Additionally, there is no repeal of Art. 1, Sec. 9, Clause 4 . . .
"No Capitation, or other direct, Tax shall be laid, unless in Proportion to the Census or enumeration herein before directed to be taken."
So, how may Congress lay and collect a tax on income without apportionment, and not violate the direct tax protection provision in our Constitution?
The answer is found in
FLINT v.
STONE TRACY CO., 220 U.S. 107 (1911).
The Court explained with reference to the corporate excise tax, a tax calculated from "income" :
"The tax under consideration, as we have construed the statute, may be described as an excise upon the particular privilege of doing business in a corporate capacity, i. e., with the advantages which arise from corporate or quasi corporate organization; or, when applied to insurance companies, for doing the business of such companies. As was said in the Thomas Case, 192 U. S. supra, the requirement to pay such taxes involves the exercise of [220 U.S. 107, 152] privileges, and the element of absolute and unavoidable demand is lacking. If business is not done in the manner described in the statute, no tax is payable."
"If we are correct in holding that this is an excise tax, there is nothing in the Constitution requiring such taxes to be apportioned according to population. Pacific Ins. Co. v. Soule, 7 Wall. 433, 19 L. ed. 95; Springer v. United States, 102 U.S. 586 , 26 L. ed. 253; Spreckels Sugar Ref. Co. v. McClain, 192 U.S. 397 , 48 L. ed. 496, 24 Sup. Ct. Rep. 376."
The tax was considered an "indirect tax" which taxed the "privilege" of a corporate charter, making it "indirect", and calculated the amount to be paid from the profits earned under the privilege of a corporate charter.
Keep in mind, to this very day, any direct tax is still required to be apportioned and this has repeatedly been confirmed by our Supreme Court.
Direct taxes are still required to be apportioned.
In Eisner v. Macomber 252 U.S. 189, 206 (1920), which ruled on a tax asserted by Congress to be an income tax, was struck down as being a direct tax and requiring an apportionment. The Court stated:
“Thus, from every point of view we are brought irresistibly to the conclusion that neither under the Sixteenth Amendment nor otherwise has Congress power to tax without apportionment a true stock dividend made lawfully and in good faith, or the accumulated profits behind it, as income of the stockholder. The Revenue Act of 1916, in so far as it imposes a tax upon the stockholder because of such dividend, contravenes the provisions of article 1, 2, cl. 3, and article 1, 9, cl. 4, of the Constitution, and to this extent is invalid, notwithstanding the Sixteenth Amendment.”

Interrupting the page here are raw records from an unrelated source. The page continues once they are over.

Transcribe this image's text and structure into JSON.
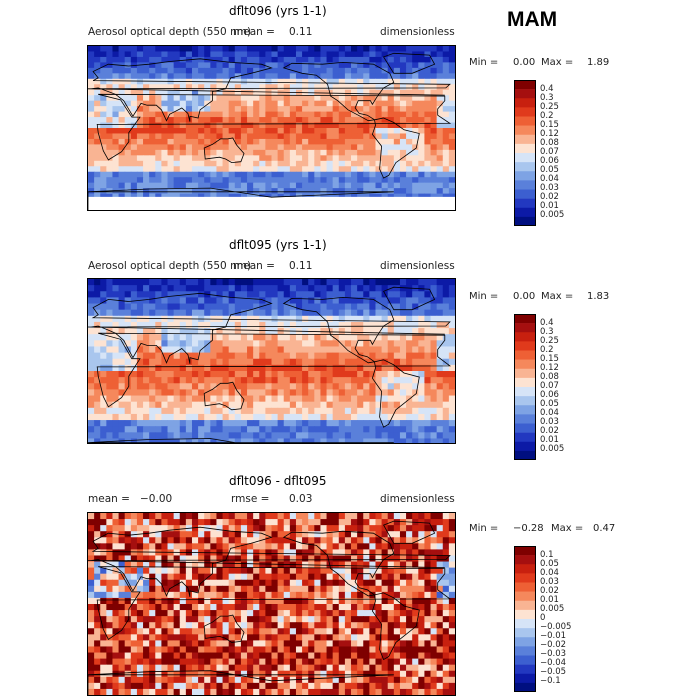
{
  "season": "MAM",
  "panels": [
    {
      "title": "dflt096 (yrs 1-1)",
      "variable": "Aerosol optical depth (550 nm)",
      "mean_label": "mean =",
      "mean_value": "0.11",
      "units": "dimensionless",
      "min_label": "Min =",
      "min_value": "0.00",
      "max_label": "Max =",
      "max_value": "1.89",
      "levels": [
        "0.4",
        "0.3",
        "0.25",
        "0.2",
        "0.15",
        "0.12",
        "0.08",
        "0.07",
        "0.06",
        "0.05",
        "0.04",
        "0.03",
        "0.02",
        "0.01",
        "0.005"
      ]
    },
    {
      "title": "dflt095 (yrs 1-1)",
      "variable": "Aerosol optical depth (550 nm)",
      "mean_label": "mean =",
      "mean_value": "0.11",
      "units": "dimensionless",
      "min_label": "Min =",
      "min_value": "0.00",
      "max_label": "Max =",
      "max_value": "1.83",
      "levels": [
        "0.4",
        "0.3",
        "0.25",
        "0.2",
        "0.15",
        "0.12",
        "0.08",
        "0.07",
        "0.06",
        "0.05",
        "0.04",
        "0.03",
        "0.02",
        "0.01",
        "0.005"
      ]
    },
    {
      "title": "dflt096 - dflt095",
      "mean_label": "mean =",
      "mean_value": "−0.00",
      "rmse_label": "rmse =",
      "rmse_value": "0.03",
      "units": "dimensionless",
      "min_label": "Min =",
      "min_value": "−0.28",
      "max_label": "Max =",
      "max_value": "0.47",
      "levels": [
        "0.1",
        "0.05",
        "0.04",
        "0.03",
        "0.02",
        "0.01",
        "0.005",
        "0",
        "−0.005",
        "−0.01",
        "−0.02",
        "−0.03",
        "−0.04",
        "−0.05",
        "−0.1"
      ]
    }
  ],
  "colors": {
    "scale": [
      "#7f0000",
      "#a50f0f",
      "#c8200f",
      "#e03a1c",
      "#ee6035",
      "#f5885c",
      "#f9b493",
      "#fde3d2",
      "#d6e4f7",
      "#a9c6ee",
      "#7ea3e4",
      "#5a80da",
      "#3c5fd0",
      "#2238c0",
      "#0c1aa6",
      "#000f80"
    ],
    "land_outline": "#000000"
  }
}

And in BROMLEY VS MCCAUGHN, 280 U.S. 124 (1929), the Court found the tax there to be an “excise” tax. but emphatically stated
“As the present tax is not apportioned, it is forbidden, if direct.”
And let us not forget that even Justice Roberts stated in the Obamacare case dealing with what is called “The shared responsibility payment”:
“The shared responsibility payment is thus not a direct tax that must be apportioned among the several States.”